Tron condamné en diffamation pour la diffusion d'un tract

Georges Tron arrive à un meeting électoral tenu lors des élections législatives à Draveil, le 13 juin 2012[AFP/archives]

Georges Tron, maire UMP de Draveil (Essonne), a été condamné vendredi pour diffamation par le juge des référés d'Evry, devant lequel il était assigné par Jacques et Philippe Olivier, qui étaient candidats (SE) contre lui aux législatives, a-t-on appris auprès du tribunal d'Evry.
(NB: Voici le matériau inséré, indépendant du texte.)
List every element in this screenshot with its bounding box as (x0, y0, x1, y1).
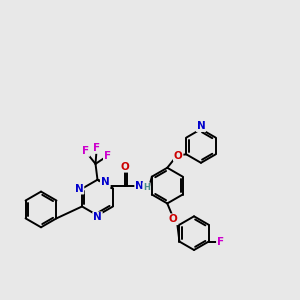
Text: O: O (120, 162, 129, 172)
Text: F: F (217, 237, 224, 247)
Text: O: O (169, 214, 178, 224)
Text: F: F (93, 143, 100, 153)
Text: N: N (196, 121, 205, 131)
Text: F: F (82, 146, 89, 156)
Text: N: N (101, 177, 110, 187)
Text: N: N (101, 177, 110, 187)
Text: N: N (75, 184, 83, 194)
Text: H: H (143, 183, 150, 192)
Text: O: O (174, 151, 183, 161)
Text: N: N (135, 181, 144, 190)
Text: F: F (104, 151, 111, 161)
Text: N: N (93, 212, 102, 222)
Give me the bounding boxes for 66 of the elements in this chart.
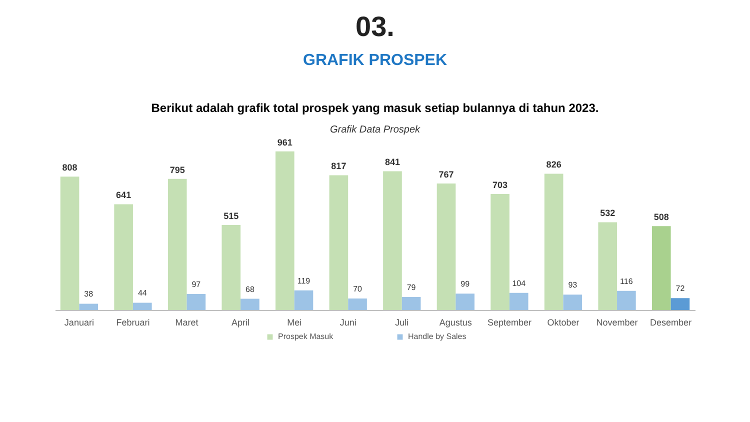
- data-label: 93: [568, 280, 578, 290]
- x-tick-label: November: [596, 318, 638, 328]
- bar: [222, 225, 241, 310]
- data-label: 532: [600, 208, 616, 218]
- bar: [402, 296, 421, 310]
- x-tick-label: Februari: [116, 318, 150, 328]
- bar: [132, 302, 152, 310]
- data-label: 72: [676, 284, 686, 294]
- data-label: 99: [460, 280, 470, 289]
- data-label: 44: [138, 288, 148, 298]
- data-label: 68: [246, 284, 255, 294]
- data-label: 515: [224, 211, 239, 222]
- data-label: 70: [353, 284, 363, 294]
- data-label: 817: [331, 161, 346, 172]
- bar: [652, 226, 671, 310]
- x-tick-label: Oktober: [547, 318, 580, 328]
- bar: [329, 175, 348, 310]
- data-label: 97: [192, 280, 202, 289]
- bar: [670, 298, 690, 310]
- bar: [436, 183, 456, 310]
- data-label: 104: [512, 278, 526, 288]
- bar: [598, 222, 618, 310]
- bar: [383, 171, 402, 310]
- bar: [240, 298, 260, 310]
- data-label: 38: [84, 290, 94, 299]
- chart-title: Grafik Data Prospek: [330, 124, 422, 136]
- bar: [186, 294, 206, 310]
- bar: [456, 294, 474, 310]
- data-label: 826: [546, 160, 562, 170]
- x-tick-label: Juni: [340, 318, 356, 328]
- data-label: 808: [62, 162, 78, 173]
- bar: [563, 294, 582, 310]
- text: 03.: [356, 11, 394, 42]
- data-label: 508: [654, 212, 669, 222]
- data-label: 841: [384, 157, 400, 168]
- text: GRAFIK PROSPEK: [302, 52, 448, 69]
- bar: [276, 151, 294, 310]
- chart-subtitle: Berikut adalah grafik total prospek yang masuk setiap bulannya di tahun 2023.: [151, 101, 599, 115]
- x-tick-label: Juli: [395, 318, 409, 328]
- data-label: 795: [170, 164, 185, 175]
- x-tick-label: Maret: [175, 318, 199, 328]
- bar: [617, 290, 636, 310]
- data-label: 961: [277, 137, 292, 148]
- bar: [168, 178, 187, 310]
- x-tick-label: September: [487, 318, 532, 328]
- data-label: 79: [406, 282, 416, 292]
- x-tick-label: Desember: [650, 318, 692, 328]
- x-tick-label: April: [232, 318, 250, 328]
- legend-label: Handle by Sales: [408, 332, 466, 341]
- bar: [544, 174, 564, 310]
- data-label: 703: [492, 180, 508, 190]
- data-label: 767: [438, 169, 454, 180]
- bar: [60, 176, 80, 310]
- bar: [294, 290, 314, 310]
- bar: [114, 204, 133, 310]
- legend-label: Prospek Masuk: [278, 332, 334, 341]
- x-tick-label: Agustus: [439, 318, 472, 328]
- data-label: 119: [297, 276, 311, 286]
- data-label: 116: [620, 276, 634, 286]
- bar: [490, 194, 510, 310]
- x-tick-label: Mei: [287, 318, 302, 328]
- bar: [79, 304, 98, 310]
- data-label: 641: [116, 190, 132, 200]
- bar: [509, 292, 528, 310]
- bar: [348, 298, 367, 310]
- x-tick-label: Januari: [64, 318, 94, 328]
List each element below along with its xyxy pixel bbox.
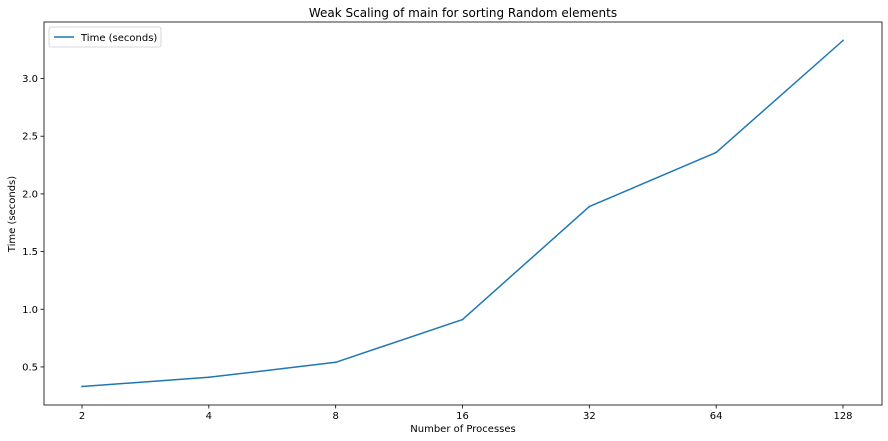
y-tick-label: 3.0 bbox=[22, 74, 38, 85]
axes-frame bbox=[43, 21, 883, 406]
x-axis-label: Number of Processes bbox=[410, 424, 515, 435]
series-layer bbox=[81, 39, 844, 388]
data-point bbox=[207, 376, 210, 379]
y-tick-label: 2.5 bbox=[22, 132, 38, 143]
data-point bbox=[461, 318, 464, 321]
y-tick-label: 0.5 bbox=[22, 362, 38, 373]
y-axis: 0.5 1.0 1.5 2.0 2.5 3.0 bbox=[22, 74, 44, 373]
chart-title: Weak Scaling of main for sorting Random … bbox=[309, 6, 617, 20]
data-point bbox=[81, 385, 83, 388]
y-tick-label: 1.5 bbox=[22, 247, 38, 258]
data-point bbox=[588, 205, 591, 208]
x-tick-label: 8 bbox=[332, 411, 338, 422]
x-tick-label: 64 bbox=[710, 411, 723, 422]
y-tick-label: 2.0 bbox=[22, 189, 38, 200]
y-axis-label: Time (seconds) bbox=[7, 176, 18, 253]
y-tick-label: 1.0 bbox=[22, 305, 38, 316]
x-tick-label: 16 bbox=[456, 411, 469, 422]
x-tick-label: 2 bbox=[79, 411, 85, 422]
legend-box bbox=[48, 26, 162, 48]
data-point bbox=[842, 39, 844, 42]
x-tick-label: 32 bbox=[583, 411, 596, 422]
x-tick-label: 128 bbox=[833, 411, 852, 422]
plot-area bbox=[43, 21, 883, 406]
data-point bbox=[334, 361, 337, 364]
x-axis: 2 4 8 16 32 64 128 bbox=[79, 405, 853, 422]
legend: Time (seconds) bbox=[48, 26, 162, 48]
x-tick-label: 4 bbox=[206, 411, 212, 422]
legend-label: Time (seconds) bbox=[80, 33, 157, 44]
data-point bbox=[715, 151, 718, 154]
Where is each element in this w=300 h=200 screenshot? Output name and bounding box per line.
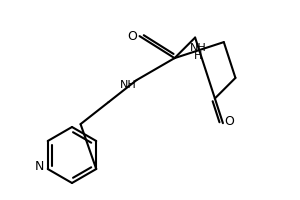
Text: O: O xyxy=(128,30,137,43)
Text: H: H xyxy=(194,51,202,61)
Text: NH: NH xyxy=(190,43,206,53)
Text: N: N xyxy=(35,160,44,173)
Text: NH: NH xyxy=(120,80,137,90)
Text: O: O xyxy=(224,115,234,128)
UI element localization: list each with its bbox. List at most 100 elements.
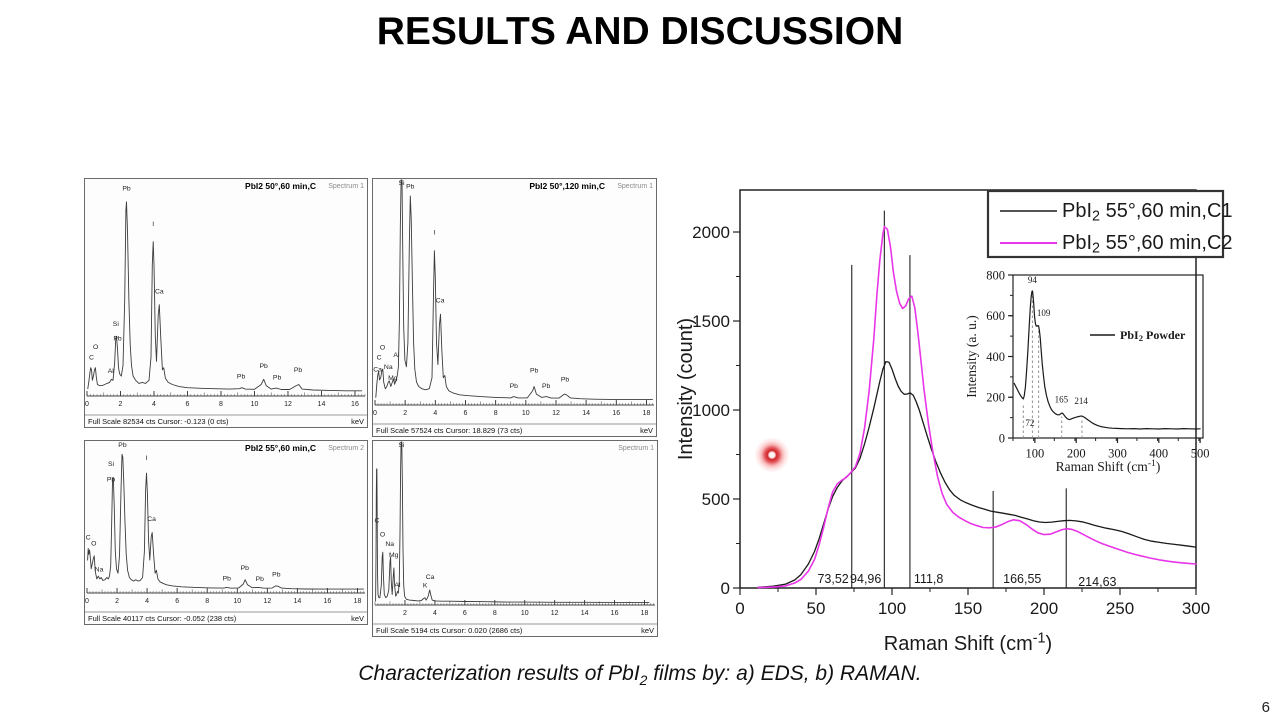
svg-text:100: 100 <box>878 599 906 618</box>
svg-text:C: C <box>377 354 382 361</box>
raman-legend: PbI2 55°,60 min,C1 PbI2 55°,60 min,C2 <box>986 189 1233 259</box>
svg-text:Pb: Pb <box>107 477 116 484</box>
svg-text:111,8: 111,8 <box>914 572 943 586</box>
svg-text:4: 4 <box>433 610 437 617</box>
svg-text:0: 0 <box>85 598 89 605</box>
svg-text:500: 500 <box>1191 447 1210 461</box>
svg-text:O: O <box>93 344 98 351</box>
svg-text:K: K <box>423 583 428 590</box>
svg-text:4: 4 <box>433 410 437 417</box>
svg-text:Intensity (count): Intensity (count) <box>675 318 697 460</box>
svg-text:250: 250 <box>1106 599 1134 618</box>
svg-text:72: 72 <box>1025 418 1034 428</box>
svg-text:Ca: Ca <box>426 574 435 581</box>
svg-text:Mg: Mg <box>389 552 399 559</box>
svg-text:8: 8 <box>493 610 497 617</box>
caption-subscript: 2 <box>639 672 648 689</box>
svg-text:Full Scale 40117 cts Cursor: -: Full Scale 40117 cts Cursor: -0.052 (238… <box>88 614 237 623</box>
svg-text:keV: keV <box>641 626 654 635</box>
svg-text:0: 0 <box>85 401 89 408</box>
svg-text:16: 16 <box>612 410 620 417</box>
svg-text:150: 150 <box>954 599 982 618</box>
svg-text:0: 0 <box>735 599 744 618</box>
svg-text:Al: Al <box>393 352 400 359</box>
svg-text:keV: keV <box>351 417 364 426</box>
svg-text:18: 18 <box>641 610 649 617</box>
raman-inset-legend: PbI2 Powder <box>1090 328 1186 343</box>
svg-text:165: 165 <box>1055 394 1069 404</box>
svg-text:I: I <box>146 455 148 462</box>
svg-text:200: 200 <box>1067 447 1086 461</box>
eds-plot-2: 0 2 4 6 8 10 12 14 16 18 Full Scale 57524 cts Curs… <box>372 178 657 437</box>
svg-text:4: 4 <box>152 401 156 408</box>
svg-text:Al: Al <box>394 582 401 589</box>
eds-4-svg: 2 4 6 8 10 12 14 16 18 Full Scale 5194 cts Cursor… <box>372 440 658 637</box>
svg-text:400: 400 <box>986 350 1005 364</box>
svg-text:Raman Shift (cm-1): Raman Shift (cm-1) <box>1056 458 1161 474</box>
svg-text:6: 6 <box>464 410 468 417</box>
svg-text:400: 400 <box>1149 447 1168 461</box>
svg-text:200: 200 <box>1030 599 1058 618</box>
svg-text:200: 200 <box>986 391 1005 405</box>
svg-text:Full Scale 57524 cts Cursor: 1: Full Scale 57524 cts Cursor: 18.829 (73 … <box>376 426 523 435</box>
svg-text:166,55: 166,55 <box>1003 572 1041 586</box>
svg-text:18: 18 <box>354 598 362 605</box>
svg-text:Pb: Pb <box>260 363 269 370</box>
svg-text:Pb: Pb <box>272 572 281 579</box>
svg-text:14: 14 <box>581 610 589 617</box>
figure-caption: Characterization results of PbI2 films b… <box>0 662 1280 688</box>
svg-text:8: 8 <box>205 598 209 605</box>
svg-text:Pb: Pb <box>542 383 551 390</box>
svg-text:Ca: Ca <box>373 366 382 373</box>
svg-text:PbI2 Powder: PbI2 Powder <box>1120 328 1186 343</box>
svg-text:keV: keV <box>640 426 653 435</box>
svg-text:10: 10 <box>522 410 530 417</box>
svg-text:Al: Al <box>108 368 115 375</box>
eds-3-svg: 0 2 4 6 8 10 12 14 16 18 Full Scale 40117 cts Curs… <box>84 440 368 625</box>
svg-text:Raman Shift (cm-1): Raman Shift (cm-1) <box>884 630 1052 655</box>
svg-text:Si: Si <box>399 180 406 187</box>
svg-text:Pb: Pb <box>530 368 539 375</box>
svg-text:94: 94 <box>1028 275 1038 285</box>
svg-text:500: 500 <box>702 490 730 509</box>
svg-text:PbI2 55°,60 min,C2: PbI2 55°,60 min,C2 <box>1062 232 1233 257</box>
svg-text:Pb: Pb <box>241 565 250 572</box>
svg-text:10: 10 <box>233 598 241 605</box>
svg-text:2: 2 <box>403 610 407 617</box>
page-title: RESULTS AND DISCUSSION <box>376 10 904 53</box>
svg-text:C: C <box>86 535 91 542</box>
svg-text:8: 8 <box>494 410 498 417</box>
eds-1-svg: 0 2 4 6 8 10 12 14 16 Full Scale 82534 cts Cursor… <box>84 178 368 428</box>
svg-text:0: 0 <box>721 579 730 598</box>
svg-text:Spectrum 2: Spectrum 2 <box>328 445 364 452</box>
svg-text:Pb: Pb <box>294 367 303 374</box>
svg-text:Na: Na <box>384 364 393 371</box>
svg-text:O: O <box>380 345 385 352</box>
caption-pre: Characterization results of PbI <box>358 662 640 685</box>
svg-text:214: 214 <box>1074 396 1088 406</box>
svg-text:Pb: Pb <box>406 184 415 191</box>
svg-text:73,52: 73,52 <box>817 572 848 586</box>
svg-text:Full Scale 5194 cts Cursor: 0.: Full Scale 5194 cts Cursor: 0.020 (2686 … <box>376 626 523 635</box>
svg-text:Ca: Ca <box>147 516 156 523</box>
laser-pointer-dot <box>755 438 789 472</box>
svg-text:10: 10 <box>251 401 259 408</box>
svg-text:Si: Si <box>108 461 115 468</box>
svg-text:8: 8 <box>219 401 223 408</box>
svg-text:12: 12 <box>552 410 560 417</box>
svg-text:PbI2 50°,120 min,C: PbI2 50°,120 min,C <box>529 181 605 191</box>
svg-text:Intensity (a. u.): Intensity (a. u.) <box>964 315 979 397</box>
svg-text:0: 0 <box>999 431 1005 445</box>
svg-text:300: 300 <box>1182 599 1210 618</box>
svg-text:14: 14 <box>582 410 590 417</box>
svg-text:Pb: Pb <box>122 185 131 192</box>
page-number: 6 <box>1261 699 1270 716</box>
svg-text:Si: Si <box>398 442 405 449</box>
svg-text:Pb: Pb <box>510 383 519 390</box>
svg-text:Na: Na <box>95 567 104 574</box>
svg-text:Ca: Ca <box>436 297 445 304</box>
svg-text:600: 600 <box>986 309 1005 323</box>
svg-text:50: 50 <box>807 599 826 618</box>
svg-text:100: 100 <box>1026 447 1045 461</box>
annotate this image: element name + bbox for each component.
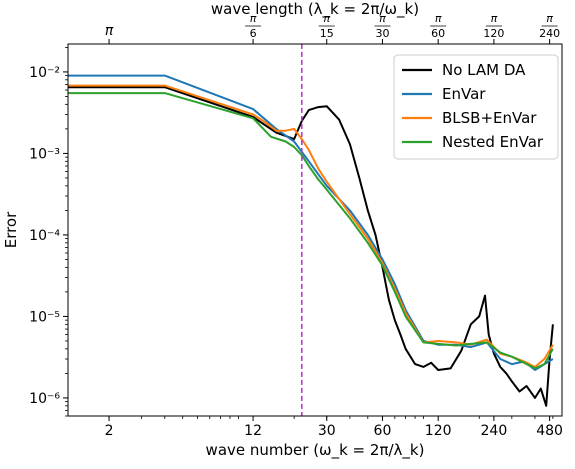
x-tick-label: 12	[244, 423, 262, 439]
top-tick-label: 15	[320, 27, 334, 40]
x-tick-label: 480	[536, 423, 563, 439]
y-axis-title: Error	[2, 211, 20, 248]
plot-frame	[67, 43, 563, 417]
x-tick-label: 240	[481, 423, 508, 439]
y-tick-label: 10⁻⁵	[29, 309, 60, 325]
x-tick-label: 30	[318, 423, 336, 439]
top-tick-label: π	[250, 12, 257, 25]
y-tick-label: 10⁻³	[29, 146, 60, 162]
series-line-no-lam-da	[68, 86, 554, 407]
top-tick-label: π	[435, 12, 442, 25]
x-axis-title: wave number (ω_k = 2π/λ_k)	[206, 441, 425, 460]
top-tick-label: 120	[483, 27, 504, 40]
top-tick-label: 6	[250, 27, 257, 40]
series-line-envar	[68, 74, 554, 371]
legend-label: Nested EnVar	[442, 133, 544, 151]
legend-box	[393, 54, 559, 160]
legend-label: No LAM DA	[442, 61, 526, 79]
top-tick-label: π	[491, 12, 498, 25]
legend-label: BLSB+EnVar	[442, 109, 537, 127]
x-tick-label: 60	[374, 423, 392, 439]
top-tick-label: 30	[375, 27, 389, 40]
legend-label: EnVar	[442, 85, 486, 103]
y-tick-label: 10⁻⁶	[29, 391, 60, 407]
top-tick-label: π	[546, 12, 553, 25]
top-tick-label: 60	[431, 27, 445, 40]
top-tick-label: π	[105, 23, 114, 39]
top-tick-label: π	[323, 12, 330, 25]
x-tick-label: 120	[425, 423, 452, 439]
series-line-nested-envar	[68, 92, 554, 370]
top-axis-title: wave length (λ_k = 2π/ω_k)	[211, 0, 419, 19]
x-tick-label: 2	[105, 423, 114, 439]
y-tick-label: 10⁻²	[29, 65, 60, 81]
top-tick-label: π	[379, 12, 386, 25]
y-tick-label: 10⁻⁴	[29, 228, 60, 244]
top-tick-label: 240	[539, 27, 560, 40]
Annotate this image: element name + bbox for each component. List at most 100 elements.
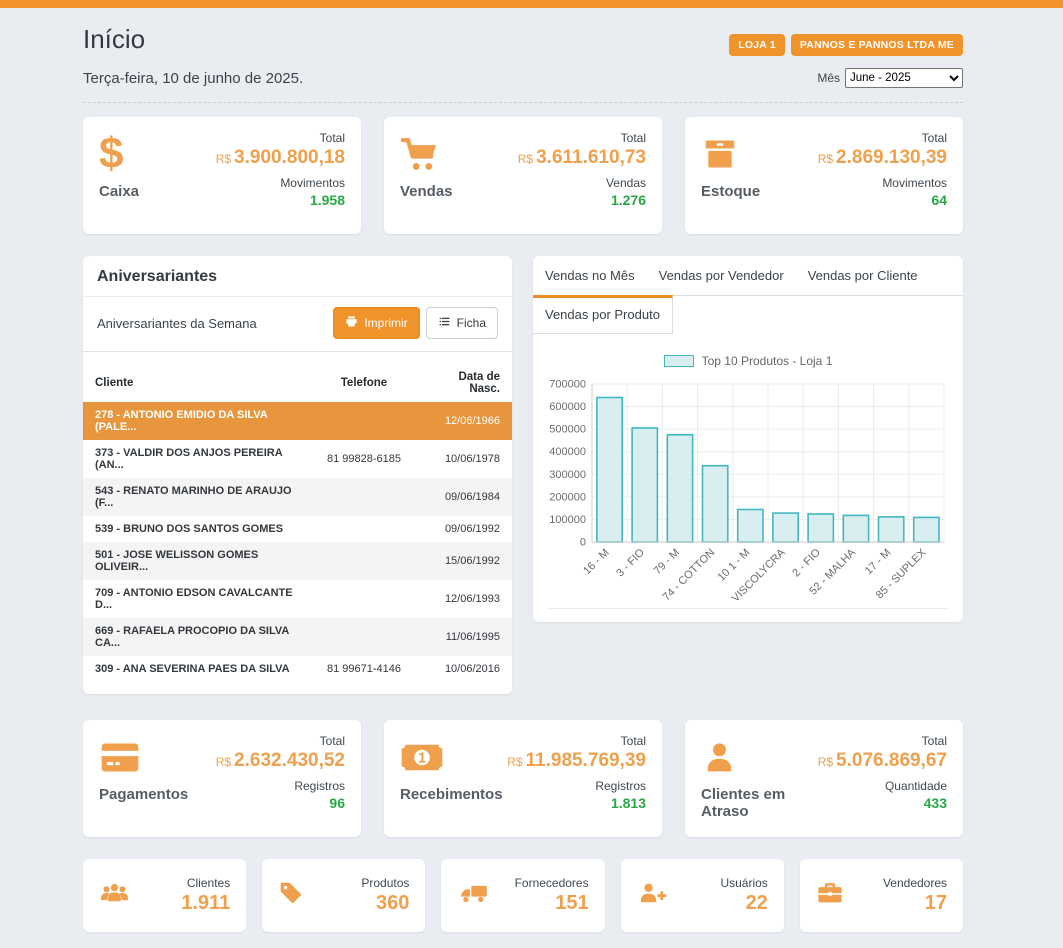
- stat-card-label: Caixa: [99, 183, 139, 200]
- stat-card-pagamentos: Pagamentos Total R$2.632.430,52 Registro…: [83, 720, 361, 837]
- birthdate-cell: 09/06/1992: [422, 516, 512, 542]
- truck-icon: [457, 881, 488, 910]
- count-label: Quantidade: [818, 779, 947, 793]
- tab-vendas-por-vendedor[interactable]: Vendas por Vendedor: [647, 256, 796, 295]
- credit-card-icon: [99, 734, 188, 780]
- birthdate-cell: 10/06/2016: [422, 656, 512, 682]
- month-select[interactable]: June - 2025: [845, 68, 963, 88]
- tab-vendas-no-mes[interactable]: Vendas no Mês: [533, 256, 647, 295]
- stat-card-label: Pagamentos: [99, 786, 188, 803]
- box-icon: [701, 131, 760, 177]
- svg-text:400000: 400000: [549, 446, 586, 458]
- svg-text:300000: 300000: [549, 469, 586, 481]
- birthdays-table: Cliente Telefone Data de Nasc. 278 - ANT…: [83, 364, 512, 682]
- svg-text:200000: 200000: [549, 491, 586, 503]
- svg-text:17 - M: 17 - M: [863, 547, 894, 578]
- total-value: R$3.900.800,18: [216, 147, 345, 169]
- total-label: Total: [216, 734, 345, 748]
- total-value: R$11.985.769,39: [507, 750, 646, 772]
- total-label: Total: [818, 131, 947, 145]
- table-row[interactable]: 543 - RENATO MARINHO DE ARAUJO (F... 09/…: [83, 478, 512, 516]
- summary-card-produtos: Produtos 360: [262, 859, 425, 932]
- svg-text:500000: 500000: [549, 424, 586, 436]
- client-cell: 543 - RENATO MARINHO DE ARAUJO (F...: [83, 478, 306, 516]
- total-value: R$2.869.130,39: [818, 147, 947, 169]
- dashboard-page: Início LOJA 1 PANNOS E PANNOS LTDA ME Te…: [0, 8, 1063, 948]
- date-row: Terça-feira, 10 de junho de 2025. Mês Ju…: [83, 68, 963, 103]
- count-label: Vendas: [518, 176, 646, 190]
- count-value: 1.276: [518, 192, 646, 208]
- table-row[interactable]: 669 - RAFAELA PROCOPIO DA SILVA CA... 11…: [83, 618, 512, 656]
- client-cell: 669 - RAFAELA PROCOPIO DA SILVA CA...: [83, 618, 306, 656]
- phone-cell: [306, 580, 422, 618]
- count-value: 1.813: [507, 795, 646, 811]
- table-row[interactable]: 709 - ANTONIO EDSON CAVALCANTE D... 12/0…: [83, 580, 512, 618]
- print-button[interactable]: Imprimir: [333, 307, 419, 339]
- list-icon: [438, 315, 451, 331]
- svg-text:100000: 100000: [549, 514, 586, 526]
- middle-section: Aniversariantes Aniversariantes da Seman…: [83, 256, 963, 694]
- birthdays-title: Aniversariantes: [83, 256, 512, 297]
- stat-card-label: Clientes em Atraso: [701, 786, 818, 820]
- stat-card-caixa: $ Caixa Total R$3.900.800,18 Movimentos …: [83, 117, 361, 234]
- summary-label: Clientes: [181, 876, 230, 890]
- store-badge[interactable]: LOJA 1: [729, 34, 785, 56]
- dollar-icon: $: [99, 131, 139, 177]
- svg-text:0: 0: [580, 537, 586, 549]
- birthdate-cell: 12/06/1966: [422, 402, 512, 440]
- column-header-data-nasc: Data de Nasc.: [422, 364, 512, 402]
- table-header-row: Cliente Telefone Data de Nasc.: [83, 364, 512, 402]
- svg-text:16 - M: 16 - M: [581, 547, 612, 578]
- table-row[interactable]: 539 - BRUNO DOS SANTOS GOMES 09/06/1992: [83, 516, 512, 542]
- svg-text:600000: 600000: [549, 401, 586, 413]
- header-badges: LOJA 1 PANNOS E PANNOS LTDA ME: [729, 34, 963, 56]
- stat-card-vendas: Vendas Total R$3.611.610,73 Vendas 1.276: [384, 117, 662, 234]
- stat-card-label: Estoque: [701, 183, 760, 200]
- briefcase-icon: [816, 880, 844, 911]
- chart-block: Top 10 Produtos - Loja 1 010000020000030…: [533, 334, 963, 600]
- summary-value: 151: [515, 892, 589, 915]
- page-title: Início: [83, 24, 145, 55]
- client-cell: 373 - VALDIR DOS ANJOS PEREIRA (AN...: [83, 440, 306, 478]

Le juge a condamné Georges Tron "à faire cesser le trouble manifestement illicite causé à Monsieur Jacques Olivier et à Monsieur Philippe Olivier par la diffusion du tract intitulé +Message personnel de la part de Georges Tron+ daté à Draveil du 7 mai 2012".

Le maire de Draveil doit faire paraître un encart dans l'édition départementale du Parisien et retirer ce tract de son site internet créé pour les élections législatives et qui était fermé vendredi après-midi.

Dans ce tract de quatre pages daté du 7 mai 2012, Georges Tron avait mis en cause Jacques et Philippe Olivier, deux frères candidats contre lui aux législatives de juin, ainsi que deux autres adversaires (MoDem et DVD).

Il dénonçait un "complot politique" le visant et ayant, selon lui, conduit à sa mise en examen après les accusations de viols portées par deux anciennes employées municipales.

La décision rendue vendredi devait initialement l'être mardi, après une audience qui s'est tenue le 15 juin.

Pour ce même tract, Georges Tron avait été poursuivi devant le tribunal correctionnel d'Evry par deux autres candidats aux élections législatives. Les recours avaient été rejetés par la justice.

Philippe Olivier, beau-frère de Marine Le Pen, et son frère, qui était son suppléant, ont recueilli 0,02% des voix le 10 juin au premier tour des élections législatives.

Au deuxième tour, Georges Tron, député sortant, a recueilli 43,25% des voix, laissant son siège à l'Assemblée au candidat PS et maire de Ris-Orangis (Essonne) Thierry Mandon.